4. DAXX 及び Rassf1 の DNA 損傷によるアポトーシス誘導における役割

　これまでに示してきた DNA 損傷による JNK 活性化の上流に介在する DAXX 及びRassf1 がアポトーシス誘導にどのように関与するかを検討した。その結果、Rassf1 RNAiにより発現抑制すると、UV、MMS 刺激による caspase の活性化が抑制された。さらに、DAXX の過剰発現でも、caspase の活性化が抑制された。以上の結果は DNA 損傷によるアポトーシス誘導に対して Rassf1 は正に、DAXX は負に制御していることを示唆している。

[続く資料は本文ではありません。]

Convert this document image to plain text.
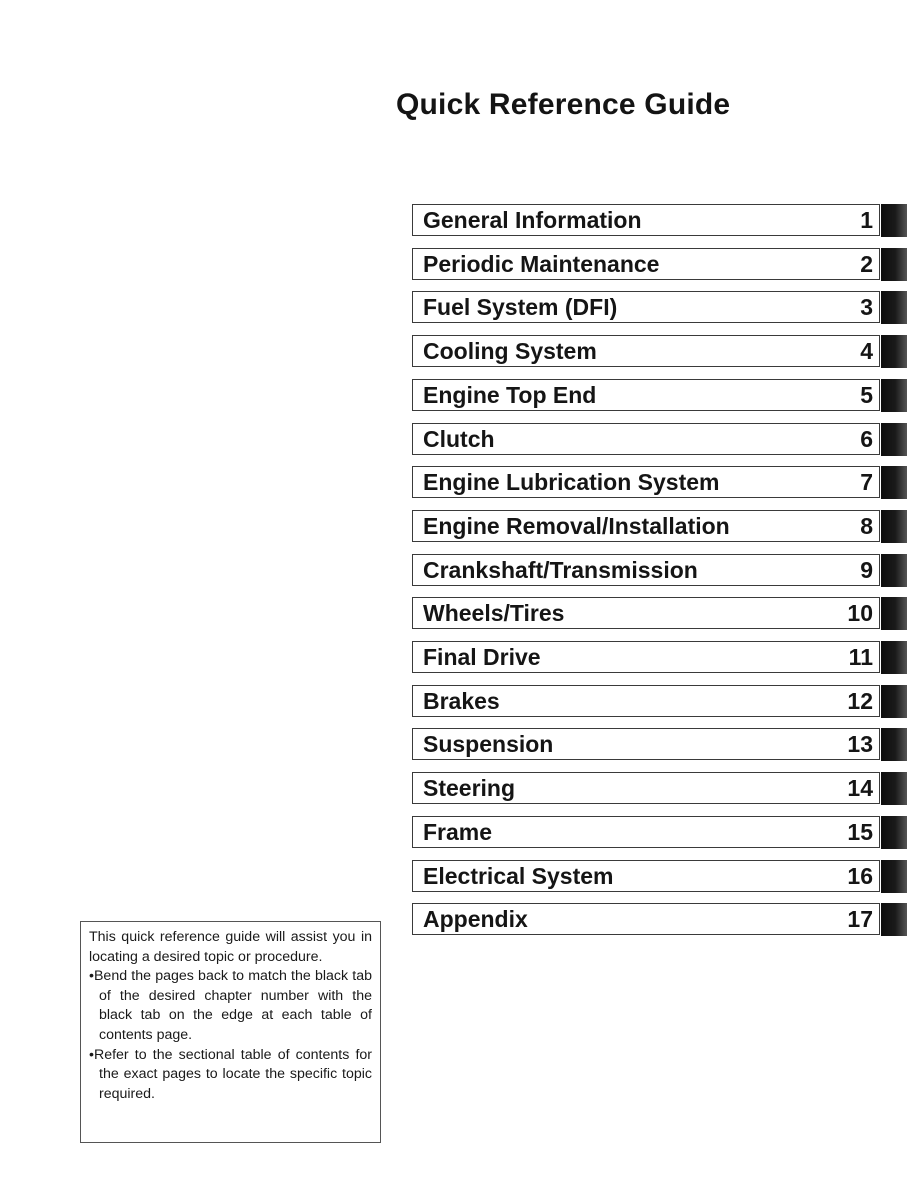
Quick Reference Guide
General Information	1
Periodic Maintenance	2
Fuel System (DFI)	3
Cooling System	4
Engine Top End	5
Clutch	6
Engine Lubrication System	7
Engine Removal/Installation	8
Crankshaft/Transmission	9
Wheels/Tires	10
Final Drive	11
Brakes	12
Suspension	13
Steering	14
Frame	15
Electrical System	16
Appendix	17

This quick reference guide will assist you in locating a desired topic or procedure.

•Bend the pages back to match the black tab of the desired chapter number with the black tab on the edge at each table of contents page.

•Refer to the sectional table of contents for the exact pages to locate the specific topic required.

　以上の結果から、DNA 損傷により誘導される JNK の持続的な活性化を促す分子機構として、以下に示すモデルが提示できた。1) DNA 損傷が誘発されると核内 PML body に存在する DAXX がユビキチン化を受けて分解される。2) 結合していた Rassf1 が核内から核外へ移行する。3) 細胞質で Rassf1 は活性化された H-Ras と複合体を形成する。4) Rassf1-H-Ras 複合体からのシグナルを受けて、JNK は持続的に活性化し、アポトーシスが誘導される。本モデルは、今まで不明であった DNA 損傷による JNK 活性化に介在する核内から細胞質へのシグナル伝達経路を初めて明らかにするものである。以上の研究成果は、DNA 損傷によるアポトーシス誘導の分子基盤の理解に有用な知見を提供しており、博士(薬学)の学位として十分な価値があるものと認められる。